Wildfire season has come early this year and hit the province hard. Simply put, British Columbia is burning. A total of 178 active fires are blazing across the province, with 57 fires started just over the last two days.
But are we equipped to counter the ever-growing number of wildfires? A change.org petition says more action needs to be taken to protect B.C. from fires.
Kathi Donovan, a Port Alberni resident, is calling for the provincial government to contract the Martin Mars water bombers that once patrolled the province.
Converted from a World War II aircraft, the Martin Mars planes have a 27,000-litre carrying capacity, making them the second-largest air tanker in the world. These aircrafts are designed to glide directly above wildfires to suppress them.
There are only two Martin Mars water bombers left in the world, and they currently sit in Port Alberni unused.
“They are the best, most efficient and cheapest way to get the most water on a fire in the shortest amount of time,” reads the petition.
With over 15,500 signatures, Donovan hopes to put into work the two last Martin Mars water bombers that sit in Port Alberni.
— Ben West (@benjwest) July 6, 2015
For 53 years, these water bombers flew over the province to combat wildfires with firefighters. They were converted and put into operation under Coulson Group in Port Alberni, and were deployed by the province between 2007 to 2013.
But in 2013, the provincial government terminated its deal with Coulson Group, due to contract complications, logistical problems and maintenance costs amongst other reasons. The Martin Mars is unable to drop long-term fire retardant, and can only land on 113 bodies of water.
The B.C. government previously attempted to get the aircraft on board with an “as when needed” contract, but Coulson Group declined as it was operating primarily in the United States.
Instead, the province acquired four “Fire Boss” airtankers, in hopes that they would be easier to deploy to more wildfires.
When Vancity Buzz contacted Wayne Coulson, chief executive officer of Coulson Group, he said that he would be willing to deploy the Martin Mars if the province asked him.
“We would in a heartbeat,” he said.
However, the provincial government has not been active in participating with the Coulson Group over the matter.
“We’re not going to take shortcuts, and that’s why you have to tell us now, because there’s a lot of training that needs to take place,” he said. “The expectation is, people think we could just jump in planes and go fight [a] firewall.”
Coulson explained that doing so would currently be against the law.
“First thing is, it’s illegal. We can only go on a fire if we’re asked. I know it’s frustrating from a taxpayer’s perspective, but we would go to jail for that.”
The current plans for the two Martin Mars planes is to retire one aircraft and send it to a museum in Florida. The remaining aircraft will be used by a test pilot delegation, but not for wildfire fighting purposes.

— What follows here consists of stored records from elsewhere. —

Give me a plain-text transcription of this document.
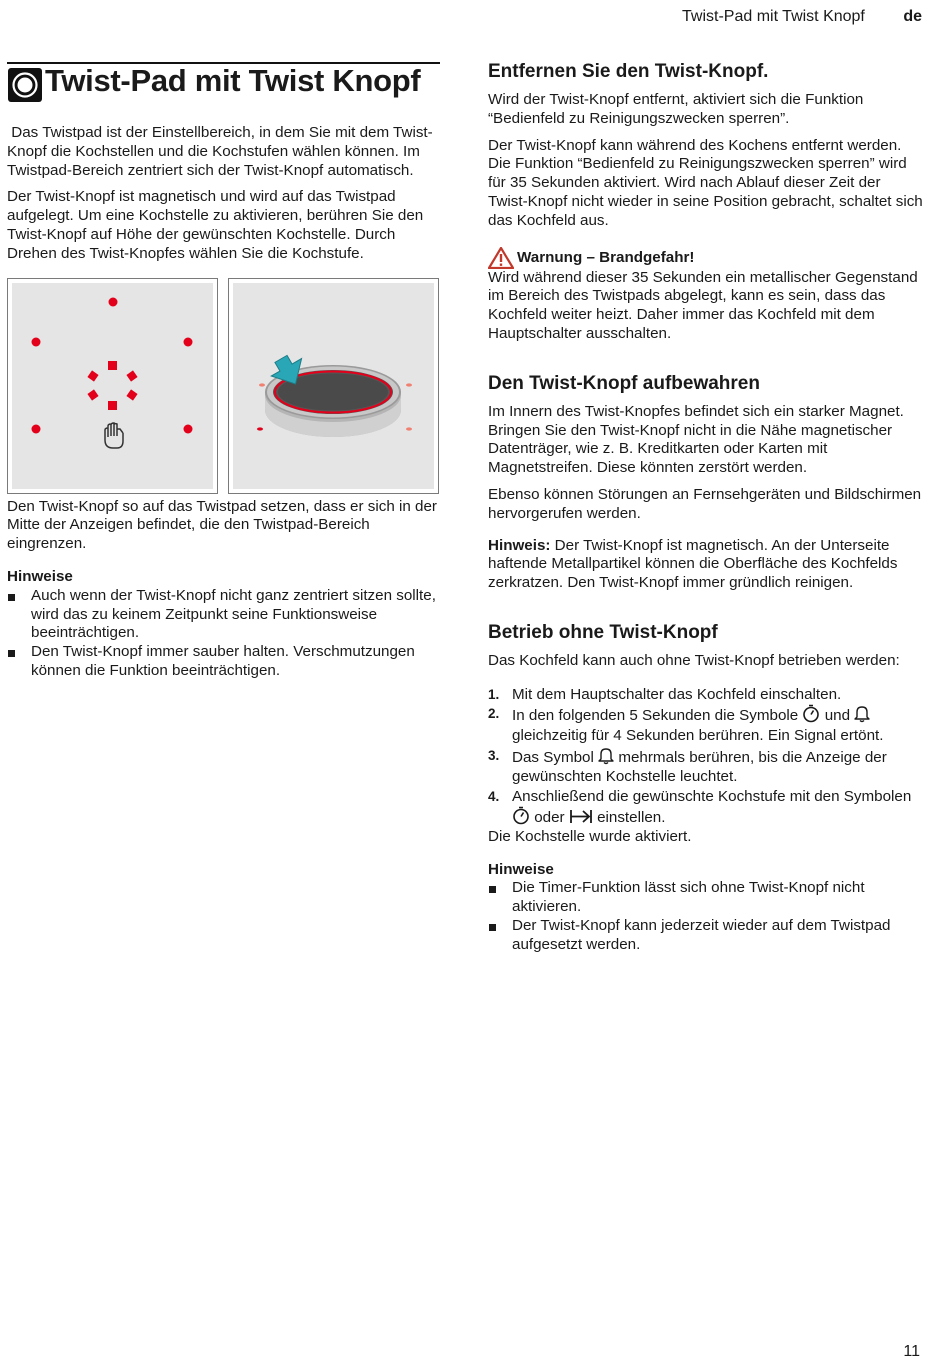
Twist-Pad mit Twist Knopf de
Twist-Pad mit Twist Knopf

Das Twistpad ist der Einstellbereich, in dem Sie mit dem Twist-Knopf die Kochstellen und die Kochstufen wählen können. Im Twistpad-Bereich zentriert sich der Twist-Knopf automatisch.

Der Twist-Knopf ist magnetisch und wird auf das Twistpad aufgelegt. Um eine Kochstelle zu aktivieren, berühren Sie den Twist-Knopf auf Höhe der gewünschten Kochstelle. Durch Drehen des Twist-Knopfes wählen Sie die Kochstufe.

Den Twist-Knopf so auf das Twistpad setzen, dass er sich in der Mitte der Anzeigen befindet, die den Twistpad-Bereich eingrenzen.

Hinweise
Auch wenn der Twist-Knopf nicht ganz zentriert sitzen sollte, wird das zu keinem Zeitpunkt seine Funktionsweise beeinträchtigen.
Den Twist-Knopf immer sauber halten. Verschmutzungen können die Funktion beeinträchtigen.
Entfernen Sie den Twist-Knopf.

Wird der Twist-Knopf entfernt, aktiviert sich die Funktion “Bedienfeld zu Reinigungszwecken sperren”.

Der Twist-Knopf kann während des Kochens entfernt werden. Die Funktion “Bedienfeld zu Reinigungszwecken sperren” wird für 35 Sekunden aktiviert. Wird nach Ablauf dieser Zeit der Twist-Knopf nicht wieder in seine Position gebracht, schaltet sich das Kochfeld aus.

Warnung – Brandgefahr!

Wird während dieser 35 Sekunden ein metallischer Gegenstand im Bereich des Twistpads abgelegt, kann es sein, dass das Kochfeld weiter heizt. Daher immer das Kochfeld mit dem Hauptschalter ausschalten.

Den Twist-Knopf aufbewahren

Im Innern des Twist-Knopfes befindet sich ein starker Magnet. Bringen Sie den Twist-Knopf nicht in die Nähe magnetischer Datenträger, wie z. B. Kreditkarten oder Karten mit Magnetstreifen. Diese könnten zerstört werden.

Ebenso können Störungen an Fernsehgeräten und Bildschirmen hervorgerufen werden.

Hinweis: Der Twist-Knopf ist magnetisch. An der Unterseite haftende Metallpartikel können die Oberfläche des Kochfelds zerkratzen. Den Twist-Knopf immer gründlich reinigen.

Betrieb ohne Twist-Knopf

Das Kochfeld kann auch ohne Twist-Knopf betrieben werden:

1. Mit dem Hauptschalter das Kochfeld einschalten.
2. In den folgenden 5 Sekunden die Symbole  und  gleichzeitig für 4 Sekunden berühren. Ein Signal ertönt.
3. Das Symbol  mehrmals berühren, bis die Anzeige der gewünschten Kochstelle leuchtet.
4. Anschließend die gewünschte Kochstufe mit den Symbolen  oder  einstellen.

Die Kochstelle wurde aktiviert.

Hinweise
Die Timer-Funktion lässt sich ohne Twist-Knopf nicht aktivieren.
Der Twist-Knopf kann jederzeit wieder auf dem Twistpad aufgesetzt werden.
11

“I really think the government is missing the point,” said Coulson. “This really isn’t about one aircraft, it’s the fact that the government isn’t listening to the firefighters on the ground, they’re not giving them the support they need, they’re not giving the taxpayers the support they need to protect their property.”
“We’re only one aircraft, and we’re only one in a toolbox of many aircrafts and helicopters.”
The number and size of wildfires continues to grow across the province. A wildfire at Boulder Creek, 24 km northwest of Pemberton is now 29,700 acres in size — the area of the City of Vancouver. Another wildfire in the Elaho Valley, further up north, has scorched an area of 49,400 acres. Both blazes are zero per cent contained.
Since the beginning of this fiscal year (Apr. 1, 2015) a total of 547,227 acres has burned.
On the South Coast, air quality advisories continue for Metro Vancouver as smoke from these fires have engulfed the region.
Metro Vancouver Regional District and Environment Canada are advising people to stay indoors due to the high concentration of particulate matter in the air.